The more successful Lennon became, the more he worked against the oppositions which pervade the realm of celebrity - private and public, individual and history, self and image - in his music, painting, performances, and political commitments. Indeed, Lennon's mature work, Wulf Herzogenrath argues, "addresses the media reception of fame itself. This is particularly evident in his last Beatles single, "The Ballad of John and Yoko," which documents the trials and tribulations that celebrity imposes on his relationship with Yoko Ono, their decision to get married, and the bed-in for peace which they staged during their honeymoon in Amsterdam. The song is a biting critique of the media's double standards, as well as of their flagrant disregard for the psychological well-being of their victims. He underscores the media's hounding of him and his new wife in the strongest possible terms: "Christ you know it ain't easy, you know how hard it can be / The way things are going, they're gonna crucify me." At the same time, however, he ironically mocks the press's representation of itself - the way in which it erases distinctions between real life on the one hand and mere appearance on the other. Lennon makes no secret of his distaste for the viciousness of the media attacks upon him and Ono; and in this song he seeks to capture the way the media ignore, or pass over in silence, their dependence on the very celebrities they chastise, castigate, and demolish.
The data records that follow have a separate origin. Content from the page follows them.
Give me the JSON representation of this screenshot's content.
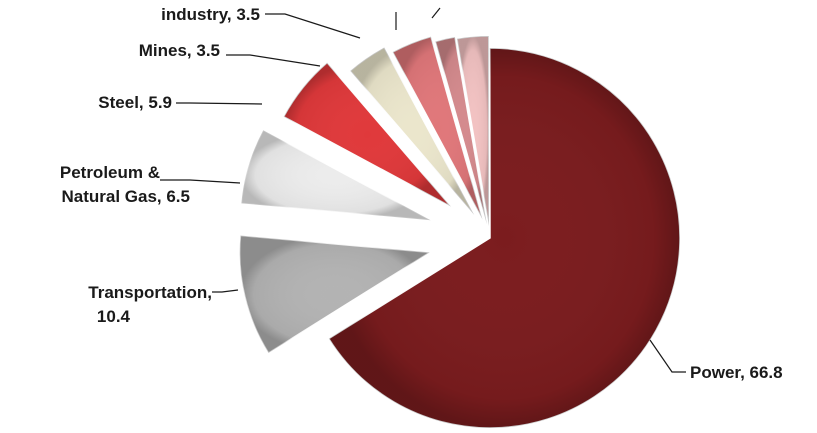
{
  "chart_data": {
    "type": "pie",
    "exploded": true,
    "slices": [
      {
        "label": "Power",
        "display": "Power, 66.8",
        "value": 66.8,
        "color": "#7b1c1e"
      },
      {
        "label": "Transportation",
        "display": [
          "Transportation,",
          "10.4"
        ],
        "value": 10.4,
        "color": "#b3b3b3"
      },
      {
        "label": "Petroleum & Natural Gas",
        "display": [
          "Petroleum &",
          "Natural Gas, 6.5"
        ],
        "value": 6.5,
        "color": "#ececec"
      },
      {
        "label": "Steel",
        "display": "Steel, 5.9",
        "value": 5.9,
        "color": "#e0393b"
      },
      {
        "label": "Mines",
        "display": "Mines, 3.5",
        "value": 3.5,
        "color": "#ebe6cc"
      },
      {
        "label": "industry",
        "display": "industry,  3.5",
        "value": 3.5,
        "color": "#e0777a"
      },
      {
        "label": "",
        "display": "",
        "value": 1.7,
        "color": "#d48a8d"
      },
      {
        "label": "",
        "display": "",
        "value": 2.7,
        "color": "#f2c2c2"
      }
    ]
  }
}
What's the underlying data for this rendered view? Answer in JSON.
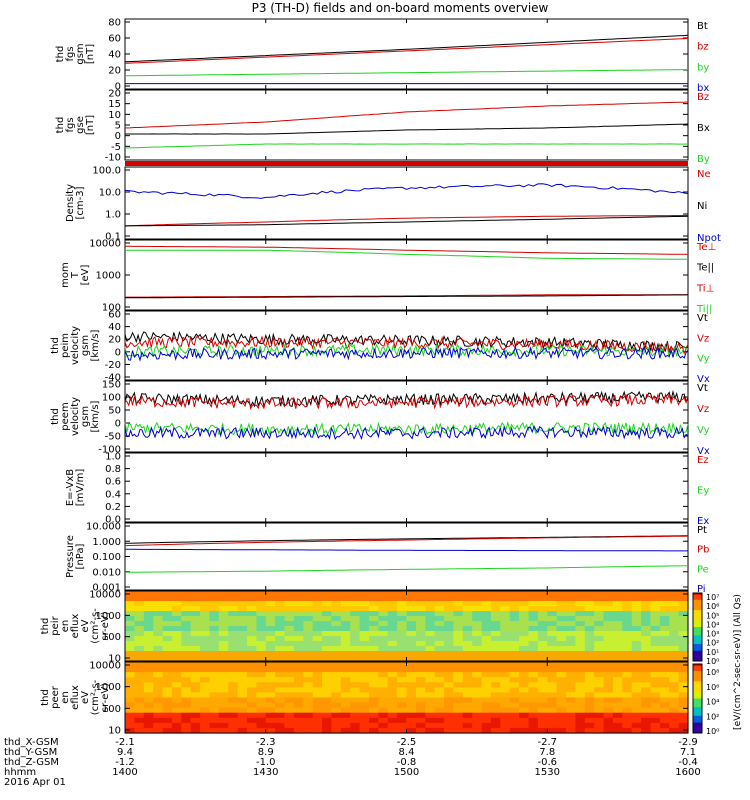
{
  "title": "P3 (TH-D) fields and on-board moments overview",
  "colors": {
    "black": "#000000",
    "red": "#d40000",
    "green": "#1fd41f",
    "blue": "#0000d0"
  },
  "panels": [
    {
      "id": "fgs_gsm",
      "ylabel": [
        "thd",
        "fgs",
        "gsm",
        "[nT]"
      ],
      "yticks": [
        "80",
        "60",
        "40",
        "20",
        "0"
      ],
      "legend": [
        "Bt",
        "bz",
        "by",
        "bx"
      ],
      "legend_colors": [
        "black",
        "red",
        "green",
        "blue"
      ]
    },
    {
      "id": "fgs_gse",
      "ylabel": [
        "thd",
        "fgs",
        "gse",
        "[nT]"
      ],
      "yticks": [
        "20",
        "15",
        "10",
        "5",
        "0",
        "-5",
        "-10"
      ],
      "legend": [
        "Bz",
        "Bx",
        "By"
      ],
      "legend_colors": [
        "red",
        "black",
        "green"
      ]
    },
    {
      "id": "flag",
      "ylabel": [],
      "yticks": [],
      "legend": [],
      "legend_colors": []
    },
    {
      "id": "density",
      "ylabel": [
        "Density",
        "[cm-3]"
      ],
      "yticks": [
        "100.0",
        "10.0",
        "1.0",
        "0.1"
      ],
      "legend": [
        "Ne",
        "Ni",
        "Npot"
      ],
      "legend_colors": [
        "red",
        "black",
        "blue"
      ]
    },
    {
      "id": "temp",
      "ylabel": [
        "mom",
        "T",
        "[eV]"
      ],
      "yticks": [
        "10000",
        "1000",
        "100"
      ],
      "legend": [
        "Te⊥",
        "Te||",
        "Ti⊥",
        "Ti||"
      ],
      "legend_colors": [
        "red",
        "black",
        "red",
        "green"
      ]
    },
    {
      "id": "peim_vel",
      "ylabel": [
        "thd",
        "peim",
        "velocity",
        "gsm",
        "[km/s]"
      ],
      "yticks": [
        "60",
        "40",
        "20",
        "0",
        "-20",
        "-40"
      ],
      "legend": [
        "Vt",
        "Vz",
        "Vy",
        "Vx"
      ],
      "legend_colors": [
        "black",
        "red",
        "green",
        "blue"
      ]
    },
    {
      "id": "peem_vel",
      "ylabel": [
        "thd",
        "peem",
        "velocity",
        "gsm",
        "[km/s]"
      ],
      "yticks": [
        "150",
        "100",
        "50",
        "0",
        "-50",
        "-100"
      ],
      "legend": [
        "Vt",
        "Vz",
        "Vy",
        "Vx"
      ],
      "legend_colors": [
        "black",
        "red",
        "green",
        "blue"
      ]
    },
    {
      "id": "efield",
      "ylabel": [
        "E=-VxB",
        "[mV/m]"
      ],
      "yticks": [
        "1.0",
        "0.8",
        "0.6",
        "0.4",
        "0.2",
        "0.0"
      ],
      "legend": [
        "Ez",
        "Ey",
        "Ex"
      ],
      "legend_colors": [
        "red",
        "green",
        "blue"
      ]
    },
    {
      "id": "pressure",
      "ylabel": [
        "Pressure",
        "[nPa]"
      ],
      "yticks": [
        "10.000",
        "1.000",
        "0.100",
        "0.010",
        "0.001"
      ],
      "legend": [
        "Pt",
        "Pb",
        "Pe",
        "Pi"
      ],
      "legend_colors": [
        "black",
        "red",
        "green",
        "blue"
      ]
    },
    {
      "id": "peir",
      "ylabel": [
        "thd",
        "peir",
        "en",
        "eflux",
        "eV",
        "(cm²-s-",
        "sr-eV)"
      ],
      "yticks": [
        "10000",
        "1000",
        "100",
        "10"
      ],
      "legend": [],
      "legend_colors": []
    },
    {
      "id": "peer",
      "ylabel": [
        "thd",
        "peer",
        "en",
        "eflux",
        "eV",
        "(cm²-s-",
        "sr-eV)"
      ],
      "yticks": [
        "10000",
        "1000",
        "100",
        "10"
      ],
      "legend": [],
      "legend_colors": []
    }
  ],
  "colorbar": {
    "label": "[eV/(cm^2-sec-sr-eV)] (All Qs)",
    "ticks_top": [
      "10⁷",
      "10⁶",
      "10⁵",
      "10⁴",
      "10³",
      "10²",
      "10¹",
      "10⁰"
    ],
    "ticks_bottom": [
      "10⁸",
      "10⁶",
      "10⁴",
      "10²",
      "10⁰"
    ]
  },
  "xaxis": {
    "row_labels": [
      "thd_X-GSM",
      "thd_Y-GSM",
      "thd_Z-GSM",
      "hhmm",
      "2016 Apr 01"
    ],
    "columns": [
      {
        "x": "-2.1",
        "y": "9.4",
        "z": "-1.2",
        "t": "1400"
      },
      {
        "x": "-2.3",
        "y": "8.9",
        "z": "-1.0",
        "t": "1430"
      },
      {
        "x": "-2.5",
        "y": "8.4",
        "z": "-0.8",
        "t": "1500"
      },
      {
        "x": "-2.7",
        "y": "7.8",
        "z": "-0.6",
        "t": "1530"
      },
      {
        "x": "-2.9",
        "y": "7.1",
        "z": "-0.4",
        "t": "1600"
      }
    ]
  },
  "chart_data": [
    {
      "type": "line",
      "title": "",
      "ylabel": "thd fgs gsm [nT]",
      "ylim": [
        -5,
        85
      ],
      "x": [
        1400,
        1430,
        1500,
        1530,
        1600
      ],
      "series": [
        {
          "name": "Bt",
          "values": [
            30,
            38,
            46,
            55,
            64
          ]
        },
        {
          "name": "bz",
          "values": [
            28,
            36,
            44,
            52,
            60
          ]
        },
        {
          "name": "by",
          "values": [
            12,
            14,
            16,
            18,
            20
          ]
        },
        {
          "name": "bx",
          "values": [
            2,
            2,
            2,
            2,
            2
          ]
        }
      ]
    },
    {
      "type": "line",
      "ylabel": "thd fgs gse [nT]",
      "ylim": [
        -13,
        22
      ],
      "x": [
        1400,
        1430,
        1500,
        1530,
        1600
      ],
      "series": [
        {
          "name": "Bz",
          "values": [
            3,
            6,
            11,
            14,
            16
          ]
        },
        {
          "name": "Bx",
          "values": [
            0,
            0,
            2,
            3,
            5
          ]
        },
        {
          "name": "By",
          "values": [
            -7,
            -5,
            -5,
            -5,
            -5
          ]
        }
      ]
    },
    {
      "type": "line",
      "ylabel": "Density [cm-3]",
      "log": true,
      "ylim": [
        0.1,
        200
      ],
      "x": [
        1400,
        1430,
        1500,
        1530,
        1600
      ],
      "series": [
        {
          "name": "Ne",
          "values": [
            0.4,
            0.6,
            0.9,
            1.1,
            1.2
          ]
        },
        {
          "name": "Ni",
          "values": [
            0.4,
            0.45,
            0.6,
            0.8,
            1.1
          ]
        },
        {
          "name": "Npot",
          "values": [
            15,
            8,
            22,
            30,
            12
          ]
        }
      ]
    },
    {
      "type": "line",
      "ylabel": "mom T [eV]",
      "log": true,
      "ylim": [
        30,
        12000
      ],
      "x": [
        1400,
        1430,
        1500,
        1530,
        1600
      ],
      "series": [
        {
          "name": "Te⊥",
          "values": [
            90,
            95,
            100,
            110,
            110
          ]
        },
        {
          "name": "Te||",
          "values": [
            85,
            90,
            95,
            100,
            110
          ]
        },
        {
          "name": "Ti⊥",
          "values": [
            7000,
            6500,
            5000,
            4000,
            3500
          ]
        },
        {
          "name": "Ti||",
          "values": [
            5000,
            5000,
            3500,
            2500,
            2300
          ]
        }
      ]
    },
    {
      "type": "line",
      "ylabel": "thd peim velocity gsm [km/s]",
      "ylim": [
        -45,
        65
      ],
      "x": [
        1400,
        1430,
        1500,
        1530,
        1600
      ],
      "series": [
        {
          "name": "Vt",
          "values": [
            25,
            20,
            18,
            15,
            8
          ]
        },
        {
          "name": "Vz",
          "values": [
            15,
            15,
            14,
            12,
            6
          ]
        },
        {
          "name": "Vy",
          "values": [
            0,
            2,
            3,
            2,
            0
          ]
        },
        {
          "name": "Vx",
          "values": [
            -5,
            -3,
            -2,
            -2,
            -3
          ]
        }
      ]
    },
    {
      "type": "line",
      "ylabel": "thd peem velocity gsm [km/s]",
      "ylim": [
        -110,
        155
      ],
      "x": [
        1400,
        1430,
        1500,
        1530,
        1600
      ],
      "series": [
        {
          "name": "Vt",
          "values": [
            90,
            80,
            85,
            90,
            95
          ]
        },
        {
          "name": "Vz",
          "values": [
            80,
            70,
            75,
            80,
            85
          ]
        },
        {
          "name": "Vy",
          "values": [
            -20,
            -25,
            -25,
            -20,
            -20
          ]
        },
        {
          "name": "Vx",
          "values": [
            -40,
            -40,
            -40,
            -35,
            -40
          ]
        }
      ]
    },
    {
      "type": "line",
      "ylabel": "E=-VxB [mV/m]",
      "ylim": [
        0,
        1
      ],
      "x": [
        1400,
        1430,
        1500,
        1530,
        1600
      ],
      "series": []
    },
    {
      "type": "line",
      "ylabel": "Pressure [nPa]",
      "log": true,
      "ylim": [
        0.001,
        12
      ],
      "x": [
        1400,
        1430,
        1500,
        1530,
        1600
      ],
      "series": [
        {
          "name": "Pt",
          "values": [
            0.7,
            1.0,
            1.3,
            1.6,
            2.0
          ]
        },
        {
          "name": "Pb",
          "values": [
            0.5,
            0.8,
            1.1,
            1.5,
            1.9
          ]
        },
        {
          "name": "Pe",
          "values": [
            0.012,
            0.014,
            0.018,
            0.022,
            0.03
          ]
        },
        {
          "name": "Pi",
          "values": [
            0.3,
            0.28,
            0.26,
            0.25,
            0.24
          ]
        }
      ]
    },
    {
      "type": "heatmap",
      "ylabel": "thd peir en eflux eV (cm²-s-sr-eV)",
      "log": true,
      "ylim": [
        5,
        30000
      ]
    },
    {
      "type": "heatmap",
      "ylabel": "thd peer en eflux eV (cm²-s-sr-eV)",
      "log": true,
      "ylim": [
        5,
        30000
      ]
    }
  ]
}
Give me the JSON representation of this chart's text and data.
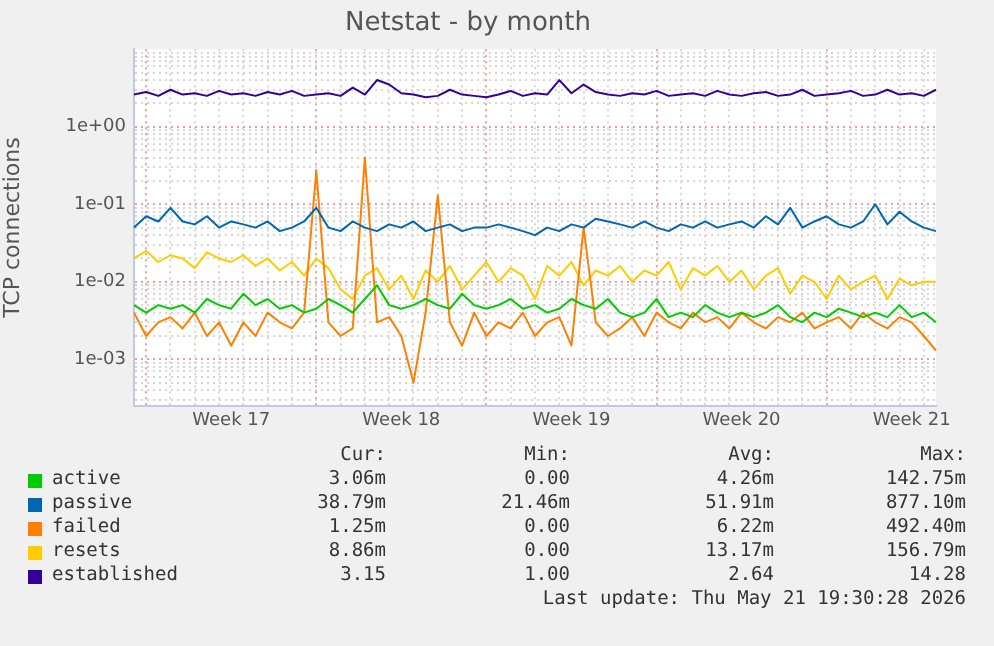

Caught the early plane back to London
Fifty acorns tied in a sack
The men from the press said, "we wish you success"
"It's good to have the both of you back."
In all of this we find Lennon at once underscoring and mocking how the media create, invest, and reproduce fame.
"I cannot live up to other people's expectations of me because they're illusionary," Lennon commented in his last Rolling Stone interview, in 1980. He wanted, he said, to distance himself not only from the public's imaginings about his fame but also from his own conceptions. "The hardest thing," he continued, "is facing yourself. It's easier to shout 'Revolution' and 'Power to the people' than it is to look at yourself and try to find out what's real inside you and what isn't." In a culture accustomed to the illusions of celebrity, it is perhaps not surprising that Lennon's effort to distance himself from his own image should be associated with fear - a fear that is, above all, a fear of the unknown. Lennon is, for many people, strongly associated with this fear, not only because he challenges the private/public split in our sexual and cultural worlds but also because his contradictions (personal, artistic, political) are often too scandalous for contemporary culture to contemplate.